En quoi ça consiste ?
En 1978, les psychologues américaines Pauline Clance et Suzanne Imes publient un article qui va résonner chez des millions de personnes : The Impostor Phenomenon in High Achieving Women. Leur observation : de nombreuses femmes très compétentes et reconnues, diplômées de grandes universités, occupant des postes de premier plan, n'arrivent pas à intégrer leurs succès. Elles restent convaincues que leur réussite est une erreur — un coup de chance, une erreur de casting — et que tôt ou tard quelqu'un va s'en rendre compte. Clance et Imes appellent ça le phénomène de l'imposteur.

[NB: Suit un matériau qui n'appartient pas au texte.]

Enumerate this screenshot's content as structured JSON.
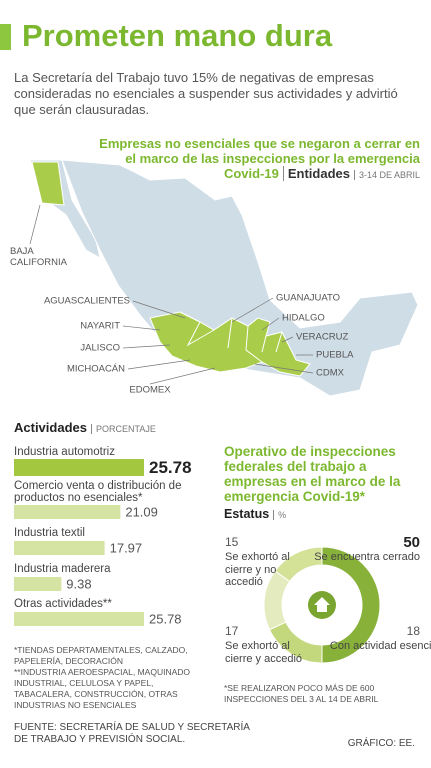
{
  "header": {
    "title": "Prometen mano dura",
    "intro": "La Secretaría del Trabajo tuvo 15% de negativas de empresas consideradas no esenciales a suspender sus actividades y advirtió que serán clausuradas."
  },
  "map": {
    "title": "Empresas no esenciales que se negaron a cerrar en el marco de las inspecciones por la emergencia Covid-19",
    "subtitle": "Entidades",
    "note": "3-14 DE ABRIL",
    "labels": [
      "BAJA CALIFORNIA",
      "AGUASCALIENTES",
      "NAYARIT",
      "JALISCO",
      "MICHOACÁN",
      "EDOMEX",
      "GUANAJUATO",
      "HIDALGO",
      "VERACRUZ",
      "PUEBLA",
      "CDMX"
    ]
  },
  "chart_data": [
    {
      "type": "bar",
      "title": "Actividades",
      "subtitle": "PORCENTAJE",
      "categories": [
        "Industria automotriz",
        "Comercio venta o distribución de productos no esenciales*",
        "Industria textil",
        "Industria maderera",
        "Otras actividades**"
      ],
      "values": [
        25.78,
        21.09,
        17.97,
        9.38,
        25.78
      ],
      "colors": [
        "#a3c73f",
        "#d6e4a3",
        "#d6e4a3",
        "#d6e4a3",
        "#d6e4a3"
      ]
    },
    {
      "type": "pie",
      "title": "Operativo de inspecciones federales del trabajo a empresas en el marco de la emergencia Covid-19*",
      "subtitle": "Estatus",
      "unit": "%",
      "categories": [
        "Se encuentra cerrado",
        "Con actividad esencial",
        "Se exhortó al cierre y accedió",
        "Se exhortó al cierre y no accedió"
      ],
      "values": [
        50,
        18,
        17,
        15
      ],
      "colors": [
        "#88b13a",
        "#c3d87c",
        "#e4ecbf",
        "#d3e297"
      ],
      "note": "*SE REALIZARON POCO MÁS DE 600 INSPECCIONES DEL 3 AL 14 DE ABRIL"
    }
  ],
  "notes": [
    "*TIENDAS DEPARTAMENTALES, CALZADO, PAPELERÍA, DECORACIÓN",
    "**INDUSTRIA AEROESPACIAL, MAQUINADO INDUSTRIAL, CELULOSA Y PAPEL, TABACALERA, CONSTRUCCIÓN, OTRAS INDUSTRIAS NO ESENCIALES"
  ],
  "footer": {
    "source": "FUENTE: SECRETARÍA DE SALUD Y SECRETARÍA DE TRABAJO Y PREVISIÓN SOCIAL.",
    "credit": "GRÁFICO: EE."
  }
}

Bien que décrit initialement chez des femmes dans des contextes académiques, le syndrome de l'imposteur touche toutes les populations — hommes, femmes, tous secteurs confondus. Des études ultérieures estiment que 70 % des individus en ressentent les effets à un moment ou à un autre de leur vie professionnelle. Ce ne sont pas les plus incompétents qui en souffrent le plus — au contraire : c'est souvent aux personnes les plus rigoureuses, les plus exigeantes avec elles-mêmes, les plus conscientes de leurs zones de progression.
Pauline Clance a ensuite identifié cinq profils types du syndrome de l'imposteur, qui se combinent souvent entre eux. Le perfectionniste fixe des standards si élevés que toute réussite imparfaite devient une preuve d'insuffisance. L'expert pense qu'il doit tout savoir avant de se déclarer compétent — et dès qu'il rencontre quelque chose qu'il ne maîtrise pas, sa légitimité s'effondre. Le génie naturel croit qu'on doit réussir sans effort : si ça lui coûte du travail, c'est qu'il n'est pas vraiment capable. Le solitaire pense qu'il ne doit jamais demander d'aide — demander, c'est montrer ses limites. Et le super-héros surcompense par le surmenage : travailler toujours plus pour valider une légitimité qui ne semble jamais suffisamment établie.